Their tool repertory included stick tools to dip for Dorylus burmeisteri ants, to fish for Camponotus and Crematogaster ants, to dip for honey, mainly from Meliponini stingless bees, but sometimes from honey bees (Apis mellifera). It also included the use of stick tools to fish termites of Macrotermes subhyalinus and Odontotermes majus (TFTs), to dip for water from tree holes and investigatory probes for multiple purposes. Additionally, these chimpanzees used leaf-sponges to drink from tree holes and to collect clayish water from salt-licks. They also used stones to hit the buttresses of trees during displays, the so called accumulative stone throwing behavior and probably used stones as hammers, to crack open hard-shelled Strichnos spinosa and Afraegle paniculata fruits and Achatina snails. The chimpanzees also used objects that are not generally accepted as animal tools, for being attached to the substrate, with different purposes: they drummed buttresses of trees with hands and/or feet to produce sound during male displays and they pounded open hard-shelled fruits, Achatina snails and Cubitermes termite mounds on stone or root anvils. We finally measured the stick tools and found significant differences between them suggesting that they were specialized tools made specifically for every purpose.

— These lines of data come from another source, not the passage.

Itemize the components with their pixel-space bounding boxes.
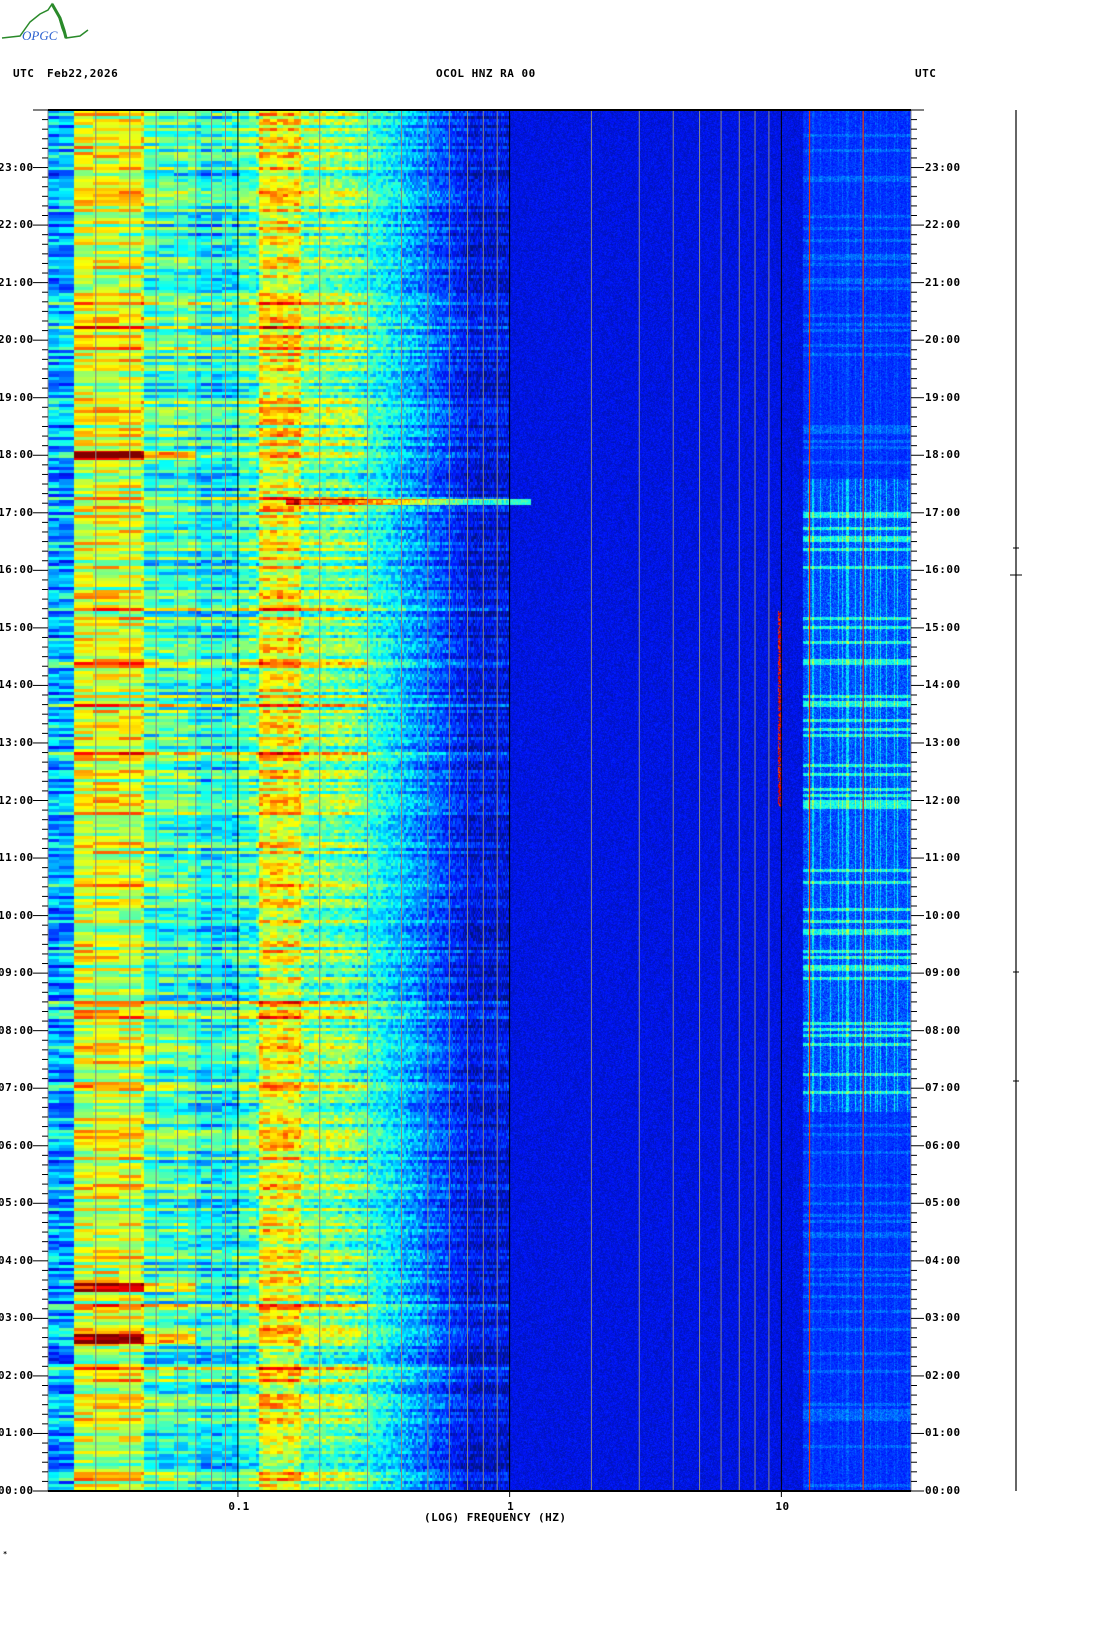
x-axis-title: (LOG) FREQUENCY (HZ) (424, 1511, 567, 1524)
y-tick-label-left: 16:00 (0, 563, 34, 577)
y-tick-label-left: 21:00 (0, 275, 34, 289)
x-tick-label: 0.1 (228, 1500, 250, 1513)
y-tick-label-left: 22:00 (0, 218, 34, 232)
y-tick-label-left: 08:00 (0, 1023, 34, 1037)
y-tick-label-left: 03:00 (0, 1311, 34, 1325)
y-tick-label-right: 18:00 (925, 448, 961, 462)
y-tick-label-right: 19:00 (925, 390, 961, 404)
y-tick-label-right: 22:00 (925, 218, 961, 232)
y-tick-label-right: 16:00 (925, 563, 961, 577)
y-tick-label-right: 10:00 (925, 908, 961, 922)
date-label: Feb22,2026 (47, 67, 119, 80)
y-tick-label-left: 00:00 (0, 1484, 34, 1497)
y-tick-label-right: 21:00 (925, 275, 961, 289)
x-tick-label: 10 (775, 1500, 790, 1513)
svg-text:OPGC: OPGC (22, 28, 58, 43)
y-tick-label-left: 04:00 (0, 1253, 34, 1267)
y-tick-label-left: 14:00 (0, 678, 34, 692)
y-tick-label-right: 05:00 (925, 1196, 961, 1210)
y-tick-label-left: 13:00 (0, 735, 34, 749)
y-tick-label-right: 06:00 (925, 1138, 961, 1152)
y-tick-label-left: 10:00 (0, 908, 34, 922)
station-title: OCOL HNZ RA 00 (436, 67, 536, 80)
x-tick-label: 1 (507, 1500, 515, 1513)
footer-mark: * (3, 1550, 8, 1558)
y-tick-label-left: 18:00 (0, 448, 34, 462)
y-tick-label-right: 09:00 (925, 966, 961, 980)
spectrogram-heatmap (48, 110, 911, 1491)
y-tick-label-left: 20:00 (0, 333, 34, 347)
y-tick-label-left: 05:00 (0, 1196, 34, 1210)
opgc-logo: OPGC (1, 2, 89, 43)
y-tick-label-right: 17:00 (925, 505, 961, 519)
y-tick-label-right: 20:00 (925, 333, 961, 347)
y-tick-label-right: 02:00 (925, 1368, 961, 1382)
y-tick-label-right: 00:00 (925, 1484, 961, 1497)
utc-label-left: UTC (13, 67, 35, 80)
y-tick-label-right: 03:00 (925, 1311, 961, 1325)
y-tick-label-left: 19:00 (0, 390, 34, 404)
y-tick-label-right: 12:00 (925, 793, 961, 807)
y-tick-label-left: 15:00 (0, 620, 34, 634)
y-tick-label-right: 11:00 (925, 851, 961, 865)
y-tick-label-left: 17:00 (0, 505, 34, 519)
y-tick-label-right: 23:00 (925, 160, 961, 174)
y-tick-label-right: 04:00 (925, 1253, 961, 1267)
y-tick-label-left: 12:00 (0, 793, 34, 807)
utc-label-right: UTC (915, 67, 937, 80)
y-tick-label-right: 08:00 (925, 1023, 961, 1037)
y-tick-label-left: 11:00 (0, 851, 34, 865)
y-tick-label-left: 09:00 (0, 966, 34, 980)
y-tick-label-right: 01:00 (925, 1426, 961, 1440)
y-tick-label-left: 23:00 (0, 160, 34, 174)
y-tick-label-left: 01:00 (0, 1426, 34, 1440)
y-tick-label-right: 15:00 (925, 620, 961, 634)
y-tick-label-right: 07:00 (925, 1081, 961, 1095)
y-tick-label-left: 06:00 (0, 1138, 34, 1152)
y-tick-label-left: 07:00 (0, 1081, 34, 1095)
y-tick-label-right: 13:00 (925, 735, 961, 749)
y-tick-label-right: 14:00 (925, 678, 961, 692)
y-tick-label-left: 02:00 (0, 1368, 34, 1382)
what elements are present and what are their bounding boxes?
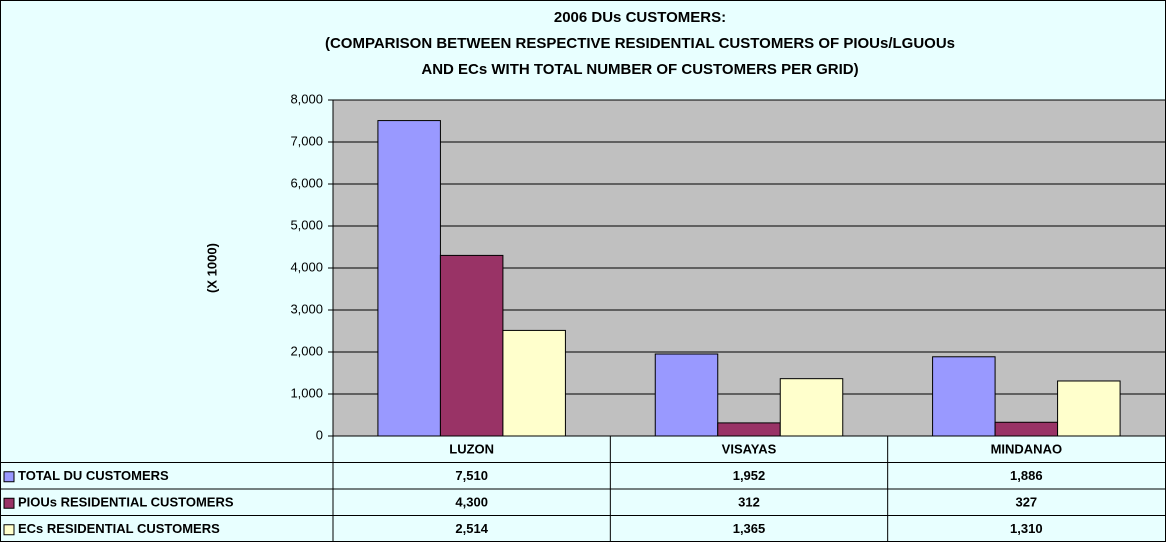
data-label: 1,886 [1010, 468, 1043, 483]
y-tick-label: 5,000 [290, 217, 323, 232]
bar [502, 329, 566, 437]
x-tick-label: LUZON [449, 442, 494, 457]
legend-swatch [3, 471, 15, 483]
data-label: 2,514 [455, 521, 488, 536]
bar [439, 254, 504, 437]
chart-title: AND ECs WITH TOTAL NUMBER OF CUSTOMERS P… [421, 61, 858, 78]
y-tick-label: 0 [316, 427, 323, 442]
bar [994, 421, 1059, 437]
bar [1057, 380, 1121, 437]
legend-label: TOTAL DU CUSTOMERS [18, 468, 169, 483]
data-label: 4,300 [455, 495, 488, 510]
y-tick-label: 8,000 [290, 91, 323, 106]
data-label: 327 [1015, 495, 1037, 510]
x-tick-label: MINDANAO [991, 442, 1063, 457]
bar [654, 353, 719, 437]
bar [377, 120, 441, 437]
chart-title: (COMPARISON BETWEEN RESPECTIVE RESIDENTI… [325, 35, 955, 52]
legend-swatch [3, 497, 15, 509]
y-tick-label: 1,000 [290, 385, 323, 400]
data-label: 7,510 [455, 468, 488, 483]
legend-label: ECs RESIDENTIAL CUSTOMERS [18, 521, 220, 536]
y-tick-label: 3,000 [290, 301, 323, 316]
data-label: 1,952 [733, 468, 766, 483]
legend-label: PIOUs RESIDENTIAL CUSTOMERS [18, 495, 234, 510]
data-label: 1,365 [733, 521, 766, 536]
data-label: 312 [738, 495, 760, 510]
legend-swatch [3, 524, 15, 536]
x-tick-label: VISAYAS [722, 442, 777, 457]
y-tick-label: 6,000 [290, 175, 323, 190]
y-tick-label: 4,000 [290, 259, 323, 274]
bar [932, 356, 996, 437]
chart-title: 2006 DUs CUSTOMERS: [554, 9, 726, 26]
data-label: 1,310 [1010, 521, 1043, 536]
bar [779, 378, 844, 437]
y-tick-label: 7,000 [290, 133, 323, 148]
bar [717, 422, 781, 437]
y-tick-label: 2,000 [290, 343, 323, 358]
y-axis-label: (X 1000) [204, 243, 219, 293]
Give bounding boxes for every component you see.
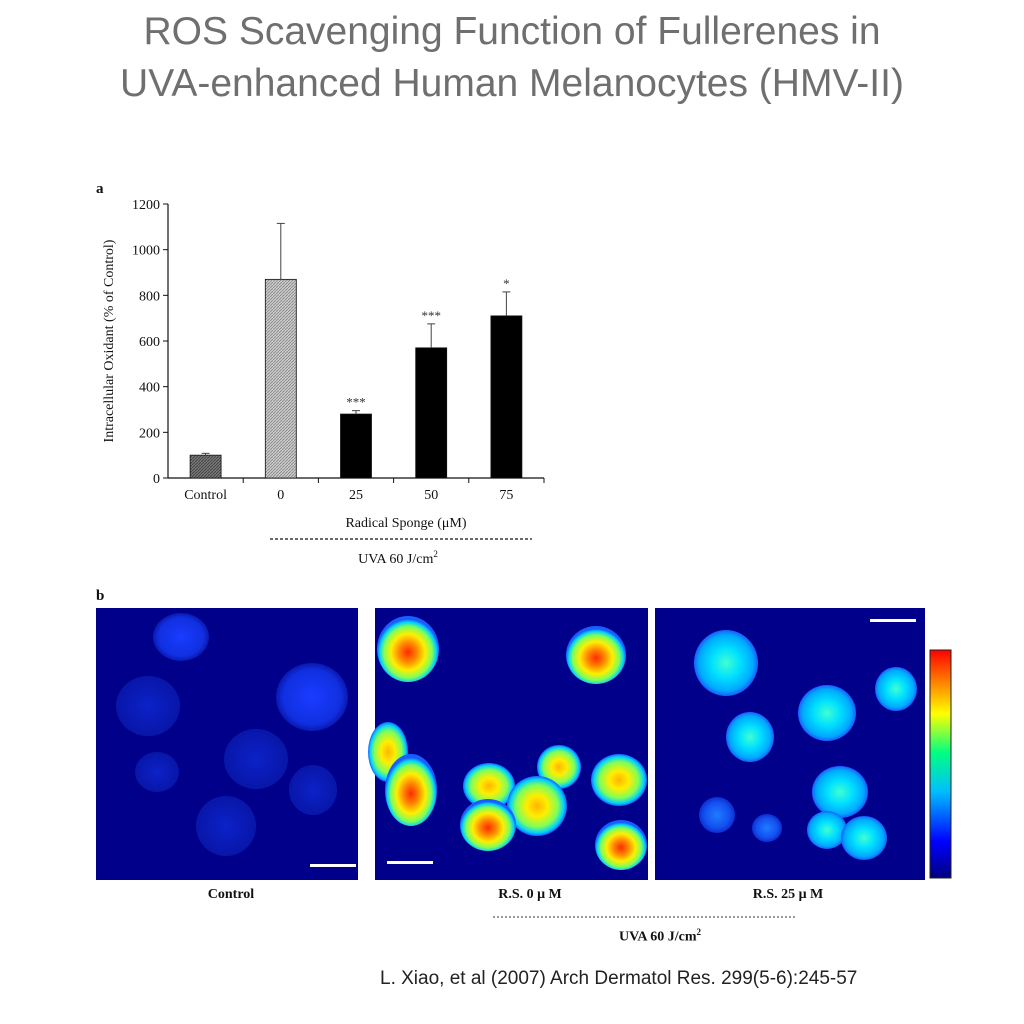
colorbar	[929, 649, 952, 879]
caption-rs0: R.S. 0 μ M	[498, 887, 562, 902]
bar-chart: 0 200 400 600 800 1000 1200 Intracellular Oxida…	[102, 198, 545, 531]
scale-bar	[870, 619, 916, 622]
y-tick-label: 1200	[132, 198, 160, 213]
title-line-1: ROS Scavenging Function of Fullerenes in	[143, 10, 881, 53]
panel-a-label: a	[96, 181, 104, 197]
y-tick-label: 800	[139, 289, 160, 304]
y-tick-label: 200	[139, 426, 160, 441]
y-tick-label: 600	[139, 335, 160, 350]
y-tick-label: 0	[153, 472, 160, 487]
group-label: UVA 60 J/cm2	[358, 549, 438, 567]
micrograph-control	[96, 608, 358, 880]
bar-75	[490, 315, 523, 479]
bar-0	[264, 278, 297, 479]
bar-50	[415, 347, 448, 479]
micrograph-rs0	[368, 608, 648, 880]
x-tick-label: 25	[349, 488, 363, 503]
caption-control: Control	[207, 887, 255, 902]
y-tick-label: 1000	[132, 244, 160, 259]
scale-bar	[387, 861, 433, 864]
significance-marker: ***	[421, 308, 441, 323]
citation: L. Xiao, et al (2007) Arch Dermatol Res.…	[380, 968, 858, 989]
significance-marker: *	[503, 276, 510, 291]
panel-b-label: b	[96, 588, 104, 604]
x-tick-label: 0	[277, 488, 284, 503]
group-label-b: UVA 60 J/cm2	[618, 927, 702, 945]
title-line-2: UVA-enhanced Human Melanocytes (HMV-II)	[120, 62, 904, 105]
caption-rs25: R.S. 25 μ M	[752, 887, 824, 902]
x-tick-label: Control	[184, 488, 227, 503]
bar-25	[340, 413, 372, 479]
figure-canvas: a 0 200 400 600 800 1000 1200 Intracellular Oxi…	[96, 181, 952, 918]
x-tick-label: 75	[499, 488, 513, 503]
micrograph-rs25	[655, 608, 925, 880]
significance-marker: ***	[346, 395, 366, 410]
y-axis-label: Intracellular Oxidant (% of Control)	[102, 239, 117, 442]
bar-Control	[189, 454, 222, 479]
x-axis-label: Radical Sponge (μM)	[345, 516, 466, 531]
y-tick-label: 400	[139, 381, 160, 396]
scale-bar	[310, 864, 356, 867]
x-tick-label: 50	[424, 488, 438, 503]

We studied more in detail the differences between apparently similar tools, the honey dipping tools and the water dipping tools, often with brushes made at their tips to collect the fluids. These last tools were exclusive from Comoé and have not been described at any other site. We found that total length, diameter and brush length were significantly different, suggesting that they were specialized tools. We concluded that Comoé chimpanzees had a particular culture, different from those of other populations of Western chimpanzees across Africa. Efficient protection, further research and permanent presence of research teams are required to avoid that this unique population and its culture disappears by the poaching pressure and maybe by the collateral effects of climate change.